As the English proverb says: “The best of flowers are cabbage flowers.” The birthplace of cauliflower is the island of Cyprus, where it was once discovered by the ancient Romans. In Europe, the beauty – cabbage could not take root for a long time, because it did not give seeds. They were brought from the East and paid big money. Only in the 19th century did a French amateur gardener manage to obtain cauliflower seeds, and after that it became relatively affordable.
Cauliflower is very nutritious. It contains a lot of fiber and several rare sugars – all of which help improve intestinal motility. It contains 5.4% carbohydrates, more than 4% sugars, as well as mineral salts (potassium, phosphorus, magnesium, calcium and iron). For example, iron in it is 2 times more than in green peas, peppers, lettuce, and 3 times more than in zucchini and eggplant.
There are a lot of vitamins B1, B2, PP, carotene in cabbage. It is a vegetable rich in vitamin C.. The daily norm of this most important vitamin in winter is contained in 100 grams of raw or 200 grams of boiled cabbage.
In addition – and this is almost a proven fact – cauliflower, like any other, is a prophylactic against cancer.

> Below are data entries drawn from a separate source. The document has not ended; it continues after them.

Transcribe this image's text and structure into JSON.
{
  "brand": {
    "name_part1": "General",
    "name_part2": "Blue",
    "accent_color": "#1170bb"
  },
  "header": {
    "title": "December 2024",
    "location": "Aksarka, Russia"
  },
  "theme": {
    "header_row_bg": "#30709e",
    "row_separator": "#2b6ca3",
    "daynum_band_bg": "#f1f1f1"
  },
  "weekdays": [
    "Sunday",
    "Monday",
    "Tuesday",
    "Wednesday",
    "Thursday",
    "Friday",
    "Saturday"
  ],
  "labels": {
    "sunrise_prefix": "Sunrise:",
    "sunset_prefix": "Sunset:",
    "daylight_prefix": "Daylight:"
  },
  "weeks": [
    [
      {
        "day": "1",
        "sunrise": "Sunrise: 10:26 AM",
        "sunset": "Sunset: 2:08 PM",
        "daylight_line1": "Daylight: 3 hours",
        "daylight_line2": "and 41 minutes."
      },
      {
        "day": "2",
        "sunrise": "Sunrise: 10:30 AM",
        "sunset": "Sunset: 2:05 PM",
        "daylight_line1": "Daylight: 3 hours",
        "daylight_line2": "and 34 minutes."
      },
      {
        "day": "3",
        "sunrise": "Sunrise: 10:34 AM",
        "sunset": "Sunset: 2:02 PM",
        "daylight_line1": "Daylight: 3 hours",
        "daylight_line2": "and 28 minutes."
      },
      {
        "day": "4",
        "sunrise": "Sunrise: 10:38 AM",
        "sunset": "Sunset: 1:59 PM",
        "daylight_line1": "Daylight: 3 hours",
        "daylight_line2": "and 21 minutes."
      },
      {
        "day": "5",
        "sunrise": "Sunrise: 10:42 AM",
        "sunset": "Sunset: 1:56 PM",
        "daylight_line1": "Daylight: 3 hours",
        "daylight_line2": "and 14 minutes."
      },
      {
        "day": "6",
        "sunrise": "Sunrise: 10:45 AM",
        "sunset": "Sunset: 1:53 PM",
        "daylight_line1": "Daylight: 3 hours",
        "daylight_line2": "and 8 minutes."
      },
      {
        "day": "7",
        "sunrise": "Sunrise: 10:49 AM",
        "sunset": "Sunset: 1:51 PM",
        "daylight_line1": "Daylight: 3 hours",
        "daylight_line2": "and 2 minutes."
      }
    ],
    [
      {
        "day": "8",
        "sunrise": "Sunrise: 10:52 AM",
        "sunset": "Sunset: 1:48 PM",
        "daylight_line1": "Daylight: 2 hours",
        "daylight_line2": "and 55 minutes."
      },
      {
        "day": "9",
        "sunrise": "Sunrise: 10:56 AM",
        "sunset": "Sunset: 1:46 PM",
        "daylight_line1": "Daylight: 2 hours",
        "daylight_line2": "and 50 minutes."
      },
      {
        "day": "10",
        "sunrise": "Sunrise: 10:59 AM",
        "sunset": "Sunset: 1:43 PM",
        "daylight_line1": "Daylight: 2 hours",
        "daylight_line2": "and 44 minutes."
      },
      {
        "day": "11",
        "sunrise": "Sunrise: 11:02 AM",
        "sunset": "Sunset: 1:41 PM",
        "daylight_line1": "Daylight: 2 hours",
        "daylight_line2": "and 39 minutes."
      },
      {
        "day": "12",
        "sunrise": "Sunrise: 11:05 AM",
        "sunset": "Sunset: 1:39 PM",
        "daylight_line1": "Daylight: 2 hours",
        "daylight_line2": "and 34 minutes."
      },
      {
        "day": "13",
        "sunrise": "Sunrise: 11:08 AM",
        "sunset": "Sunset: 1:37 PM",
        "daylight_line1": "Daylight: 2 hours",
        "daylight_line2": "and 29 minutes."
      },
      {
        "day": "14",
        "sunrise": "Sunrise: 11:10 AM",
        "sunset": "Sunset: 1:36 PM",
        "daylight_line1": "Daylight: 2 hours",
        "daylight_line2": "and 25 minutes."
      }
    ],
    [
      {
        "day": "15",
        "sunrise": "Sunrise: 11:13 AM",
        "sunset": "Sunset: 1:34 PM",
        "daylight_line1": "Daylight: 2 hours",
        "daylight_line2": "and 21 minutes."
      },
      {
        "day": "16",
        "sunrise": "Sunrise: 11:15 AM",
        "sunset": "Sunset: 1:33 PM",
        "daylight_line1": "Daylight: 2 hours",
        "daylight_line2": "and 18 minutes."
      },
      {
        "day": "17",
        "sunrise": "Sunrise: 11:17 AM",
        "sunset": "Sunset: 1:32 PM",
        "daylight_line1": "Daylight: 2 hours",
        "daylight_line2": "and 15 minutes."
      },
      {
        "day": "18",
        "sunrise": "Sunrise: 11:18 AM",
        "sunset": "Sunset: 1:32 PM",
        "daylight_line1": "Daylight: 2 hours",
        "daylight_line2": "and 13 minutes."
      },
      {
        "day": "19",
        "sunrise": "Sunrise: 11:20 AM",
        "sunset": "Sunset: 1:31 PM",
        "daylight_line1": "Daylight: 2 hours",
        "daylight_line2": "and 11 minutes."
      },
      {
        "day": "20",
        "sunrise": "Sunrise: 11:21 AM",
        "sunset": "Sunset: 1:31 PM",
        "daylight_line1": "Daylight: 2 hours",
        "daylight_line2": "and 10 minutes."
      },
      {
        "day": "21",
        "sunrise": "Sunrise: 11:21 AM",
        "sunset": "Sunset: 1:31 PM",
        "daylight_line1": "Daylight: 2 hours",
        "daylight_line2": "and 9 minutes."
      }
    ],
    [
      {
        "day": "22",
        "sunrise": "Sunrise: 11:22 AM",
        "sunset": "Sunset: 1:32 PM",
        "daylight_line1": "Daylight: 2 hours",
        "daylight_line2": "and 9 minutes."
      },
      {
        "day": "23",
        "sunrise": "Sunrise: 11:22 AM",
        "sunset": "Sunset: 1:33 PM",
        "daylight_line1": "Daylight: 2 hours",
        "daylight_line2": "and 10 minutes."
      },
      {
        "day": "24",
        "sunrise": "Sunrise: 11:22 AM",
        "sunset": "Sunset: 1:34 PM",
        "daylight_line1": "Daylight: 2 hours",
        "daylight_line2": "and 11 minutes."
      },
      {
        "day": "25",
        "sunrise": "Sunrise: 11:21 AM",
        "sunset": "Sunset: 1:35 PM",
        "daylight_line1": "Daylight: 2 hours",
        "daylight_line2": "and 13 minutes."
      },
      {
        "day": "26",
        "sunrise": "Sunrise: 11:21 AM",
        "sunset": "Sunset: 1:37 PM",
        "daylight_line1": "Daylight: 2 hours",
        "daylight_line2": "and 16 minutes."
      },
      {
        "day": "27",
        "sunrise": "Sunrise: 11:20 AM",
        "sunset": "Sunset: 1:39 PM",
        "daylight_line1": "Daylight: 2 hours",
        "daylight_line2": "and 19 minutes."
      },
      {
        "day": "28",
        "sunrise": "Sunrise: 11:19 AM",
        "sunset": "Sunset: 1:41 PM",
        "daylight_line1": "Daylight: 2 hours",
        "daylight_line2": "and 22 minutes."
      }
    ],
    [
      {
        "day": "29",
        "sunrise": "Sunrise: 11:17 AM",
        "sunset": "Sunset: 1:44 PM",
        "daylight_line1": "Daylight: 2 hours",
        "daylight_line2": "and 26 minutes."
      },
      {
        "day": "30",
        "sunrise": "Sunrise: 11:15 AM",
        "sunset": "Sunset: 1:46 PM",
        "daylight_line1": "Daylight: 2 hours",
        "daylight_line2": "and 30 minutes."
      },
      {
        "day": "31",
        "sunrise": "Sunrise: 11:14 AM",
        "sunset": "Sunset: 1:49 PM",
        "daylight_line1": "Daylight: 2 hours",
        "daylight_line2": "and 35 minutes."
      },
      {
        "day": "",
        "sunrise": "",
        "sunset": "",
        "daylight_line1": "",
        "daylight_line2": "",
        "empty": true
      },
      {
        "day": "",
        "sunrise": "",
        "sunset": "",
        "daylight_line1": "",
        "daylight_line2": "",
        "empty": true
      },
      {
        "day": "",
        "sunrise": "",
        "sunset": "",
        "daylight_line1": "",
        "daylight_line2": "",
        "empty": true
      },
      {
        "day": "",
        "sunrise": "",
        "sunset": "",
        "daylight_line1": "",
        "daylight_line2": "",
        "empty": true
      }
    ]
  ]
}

Due to its structure, cauliflower is absorbed by the body better than all other types of cabbage, and therefore it is especially useful as a dietary food for gastrointestinal diseases, not to mention the daily diet.
Cauliflower can be considered the champion in the content of biotin among the foodstuffs available in the normal diet. Biotin or vitamin H prevents the inflammatory processes of the skin, it prevents the appearance of a specific disease of the skin glands – seborrhea. It is often included in face and hair care products. This vitamin is an excellent remedy for depression and chronic fatigue.
Cauliflower is used mainly for making soups and side dishes, as well as for second courses. If the inflorescences of boiled cabbage are tinted with beetroot juice with the addition of vinegar, the dish will become very beautiful and will be able to please you with a variety of shades on your plate. A classic dish is fried cauliflower, which is served as an independent dish or as a side dish for meat, fish, etc.
It should be remembered that cauliflower is included in the list of potentially dangerous foods seen by mankind in connection with allergies.